BRANDON, Fla. (WFLA) – Stephanie Scolaro says her father was larger than life, a man who never met a stranger – a man who decided at a young age to devote his life to helping others.
That’s the kind of person Dr. Sam Scolaro was.
In fact, when he introduced himself, Stephanie says, “He was just Sam. No doctor this or that. He’d say, ‘Hi, I’m Sam Scolaro.’ He was just Sam.”
At 75-years-old, the longtime Tampa Bay area physician still treated patients every day knowing he was in a high-risk group with his age, but he said he knew his patients were counting on him.
“The man woke up happy. Every day, with a smile on his face,” his daughter explained. “I mean, he was happy all the time.”
Even amid the pandemic, Dr. Scolaro preferred seeing his patients face to face as he wore head-to-toe personal protective equipment. He appreciated telemedicine but ultimately wanted to be able to look his patients in the eye.
“I want to see their faces,” he told his daughter. “Maybe I would miss something if they were just on the television monitor. If I see them face to face, I will know how to help them, to treat them. I want them to be healthy.”
It was his passion, with a simple goal – to make sure his patients got better, never knowing he would soon be facing similar circumstances after testing positive for COVID-19 in late June, on the very day he and wife celebrated 53 years of marriage.
This larger-than-life beloved physician would spend five weeks hospitalized, fighting for his life.
Stephanie says there were signs of hope along the way where he’d often rally. Then, the complications would come back stronger and even more severe.
“That’s what so scary about this, we don’t fully know what it does to the body. And, if you’re immune-compromised, while you’re trying to get better and fight the virus, there’s other things going on with your body.”

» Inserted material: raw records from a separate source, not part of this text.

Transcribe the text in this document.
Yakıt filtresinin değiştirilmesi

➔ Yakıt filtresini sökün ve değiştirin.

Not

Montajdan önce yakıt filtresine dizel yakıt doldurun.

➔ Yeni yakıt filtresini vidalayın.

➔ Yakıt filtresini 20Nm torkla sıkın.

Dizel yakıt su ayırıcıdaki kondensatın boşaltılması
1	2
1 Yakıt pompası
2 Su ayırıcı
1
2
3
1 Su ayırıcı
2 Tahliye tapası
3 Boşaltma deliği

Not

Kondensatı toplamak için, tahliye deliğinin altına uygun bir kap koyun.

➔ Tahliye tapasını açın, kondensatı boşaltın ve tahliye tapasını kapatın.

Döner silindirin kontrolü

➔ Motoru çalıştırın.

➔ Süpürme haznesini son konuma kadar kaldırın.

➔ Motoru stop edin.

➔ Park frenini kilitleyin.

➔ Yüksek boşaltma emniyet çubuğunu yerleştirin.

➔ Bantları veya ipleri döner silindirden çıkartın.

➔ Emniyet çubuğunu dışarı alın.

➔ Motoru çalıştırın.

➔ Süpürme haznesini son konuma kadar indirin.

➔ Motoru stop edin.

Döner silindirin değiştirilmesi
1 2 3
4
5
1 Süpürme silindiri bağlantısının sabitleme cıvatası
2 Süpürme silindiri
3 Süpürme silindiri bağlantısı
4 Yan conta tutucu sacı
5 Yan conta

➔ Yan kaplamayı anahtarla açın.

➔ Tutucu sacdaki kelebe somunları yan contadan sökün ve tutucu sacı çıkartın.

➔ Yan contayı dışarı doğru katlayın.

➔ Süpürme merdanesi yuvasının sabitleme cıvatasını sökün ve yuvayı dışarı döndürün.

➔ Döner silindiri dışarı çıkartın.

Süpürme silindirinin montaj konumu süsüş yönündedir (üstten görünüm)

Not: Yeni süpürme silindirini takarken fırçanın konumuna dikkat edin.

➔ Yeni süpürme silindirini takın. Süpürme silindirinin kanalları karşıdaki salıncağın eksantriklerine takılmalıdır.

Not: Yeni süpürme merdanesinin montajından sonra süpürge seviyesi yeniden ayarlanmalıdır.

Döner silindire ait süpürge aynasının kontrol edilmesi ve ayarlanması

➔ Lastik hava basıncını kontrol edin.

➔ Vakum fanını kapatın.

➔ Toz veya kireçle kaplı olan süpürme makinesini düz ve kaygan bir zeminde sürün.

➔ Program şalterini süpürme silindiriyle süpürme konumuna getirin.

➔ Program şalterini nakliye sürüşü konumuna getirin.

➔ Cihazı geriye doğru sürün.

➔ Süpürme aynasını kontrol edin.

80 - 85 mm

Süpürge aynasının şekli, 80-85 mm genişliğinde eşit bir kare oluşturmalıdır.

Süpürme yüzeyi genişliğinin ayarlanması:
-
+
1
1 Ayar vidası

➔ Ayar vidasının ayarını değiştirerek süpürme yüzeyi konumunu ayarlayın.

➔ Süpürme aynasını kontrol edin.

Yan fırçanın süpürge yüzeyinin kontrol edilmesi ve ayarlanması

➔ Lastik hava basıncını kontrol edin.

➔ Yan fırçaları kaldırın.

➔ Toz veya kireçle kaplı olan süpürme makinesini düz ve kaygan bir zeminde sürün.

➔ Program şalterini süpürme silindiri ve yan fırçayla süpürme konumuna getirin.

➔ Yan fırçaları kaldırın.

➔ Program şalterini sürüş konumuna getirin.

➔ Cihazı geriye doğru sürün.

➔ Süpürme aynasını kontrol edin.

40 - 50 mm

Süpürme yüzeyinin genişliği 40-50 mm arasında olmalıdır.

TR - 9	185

Dr. Scolaro’s eldest daughter, Stephanie, who worked with him side by side in his practice for 30 years, says she feels lost without him. It is, by far, she says the most difficult thing she’s been through, even more so than going through breast cancer.

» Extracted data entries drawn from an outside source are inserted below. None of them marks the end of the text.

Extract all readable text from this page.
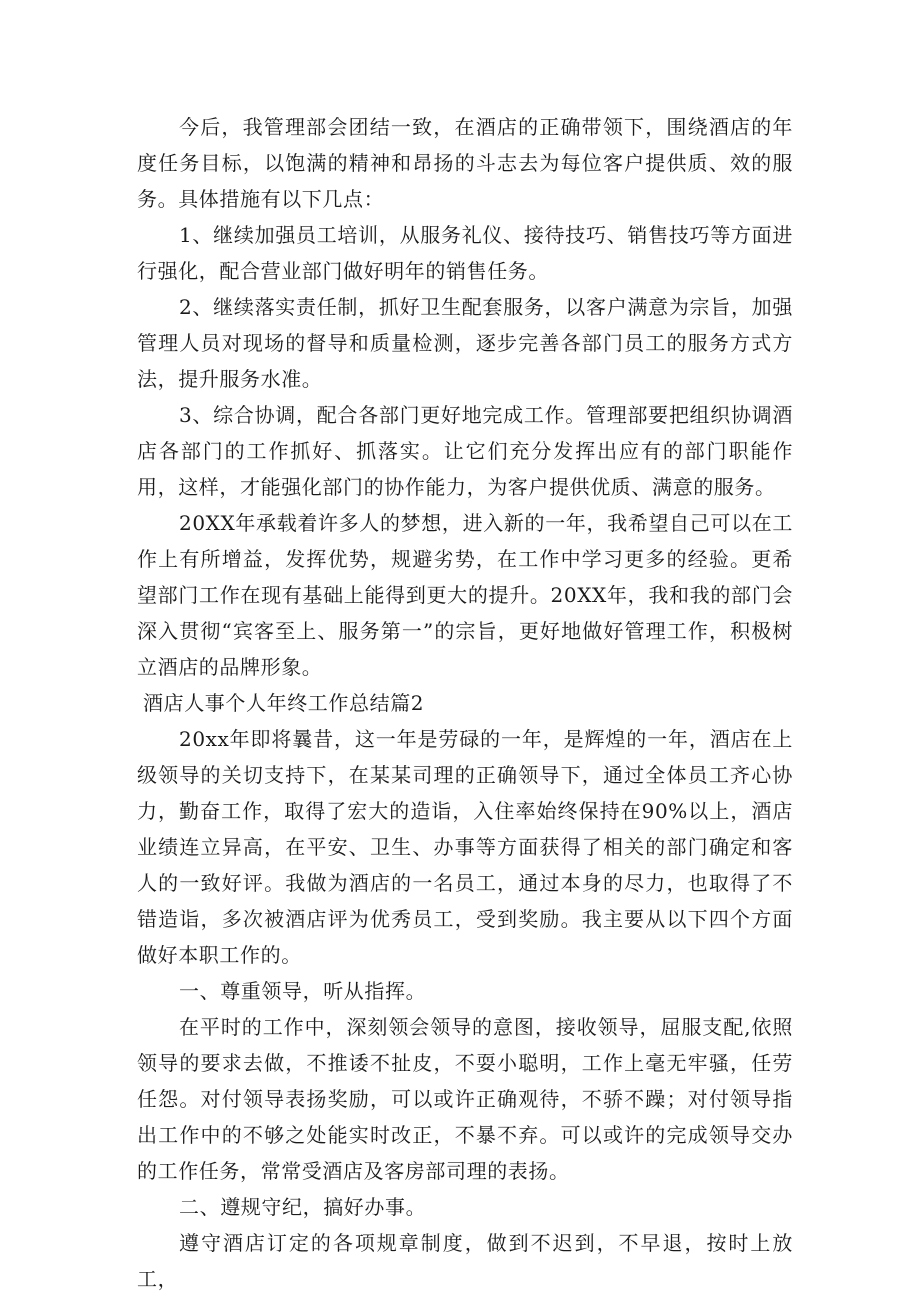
今后，我管理部会团结一致，在酒店的正确带领下，围绕酒店的年度任务目标，以饱满的精神和昂扬的斗志去为每位客户提供质、效的服务。具体措施有以下几点：

1、继续加强员工培训，从服务礼仪、接待技巧、销售技巧等方面进行强化，配合营业部门做好明年的销售任务。

2、继续落实责任制，抓好卫生配套服务，以客户满意为宗旨，加强管理人员对现场的督导和质量检测，逐步完善各部门员工的服务方式方法，提升服务水准。

3、综合协调，配合各部门更好地完成工作。管理部要把组织协调酒店各部门的工作抓好、抓落实。让它们充分发挥出应有的部门职能作用，这样，才能强化部门的协作能力，为客户提供优质、满意的服务。

20XX年承载着许多人的梦想，进入新的一年，我希望自己可以在工作上有所增益，发挥优势，规避劣势，在工作中学习更多的经验。更希望部门工作在现有基础上能得到更大的提升。20XX年，我和我的部门会深入贯彻“宾客至上、服务第一”的宗旨，更好地做好管理工作，积极树立酒店的品牌形象。

酒店人事个人年终工作总结篇2

20xx年即将曩昔，这一年是劳碌的一年，是辉煌的一年，酒店在上级领导的关切支持下，在某某司理的正确领导下，通过全体员工齐心协力，勤奋工作，取得了宏大的造诣，入住率始终保持在90%以上，酒店业绩连立异高，在平安、卫生、办事等方面获得了相关的部门确定和客人的一致好评。我做为酒店的一名员工，通过本身的尽力，也取得了不错造诣，多次被酒店评为优秀员工，受到奖励。我主要从以下四个方面做好本职工作的。

一、尊重领导，听从指挥。

在平时的工作中，深刻领会领导的意图，接收领导，屈服支配,依照领导的要求去做，不推诿不扯皮，不耍小聪明，工作上毫无牢骚，任劳任怨。对付领导表扬奖励，可以或许正确观待，不骄不躁；对付领导指出工作中的不够之处能实时改正，不暴不弃。可以或许的完成领导交办的工作任务，常常受酒店及客房部司理的表扬。

二、遵规守纪，搞好办事。

遵守酒店订定的各项规章制度，做到不迟到，不早退，按时上放工，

He was her rock, she says, the entire time, along with her mother and family members.
To lose her hero, Stephanie tells 8 On Your Side, feels like an ache in her heart that will never heal.
“I don’t think I’ll ever be the same,” she said with tears in her eyes. “I feel like a broken compass. I saved all his voicemails. I still have all his voicemails saved.”
Stephanie and her family say they are unable to hold a public memorial since he died from coronavirus complications. Family members say they’ve been inundated with kind words and prayers from countless people who knew Dr. Scolaro.
His patients, family members say, were so important to him.
“He said that when he was 20-years-old, and he finally decided he would be a doctor, he made a promise to God that he would serve his patients until the day he died. And, literally, that’s what he did. He was thinking about all of his patients and trying to get better so he could get back to serving them,” Stephanie told us.
Dr. Scolaro worked right up until the point he tested positive for COVID-19, after battling for more than a month from complications due to COVID-19, doctors wanted to try one final treatment last Thursday and decided to transfer him to another local hospital.
But, it was too late. Stephanie says her family got the call on Friday.
“You could tell it was his time, we knew,” she explained. “He would not want to, if he came out of it, he was in multi-organ failure. He would not have been himself if he came out of it.”
Born and raised in Ybor City, Dr. Scolaro fell in love with Tampa Bay at an early age and never left. He married his sweetheart, had two daughters and watched his grandchildren grow up which brought him endless happiness.
He was a man who dedicated his life’s work to healing, telling his family he hopes the medical community will continue doing during this pandemic and beyond.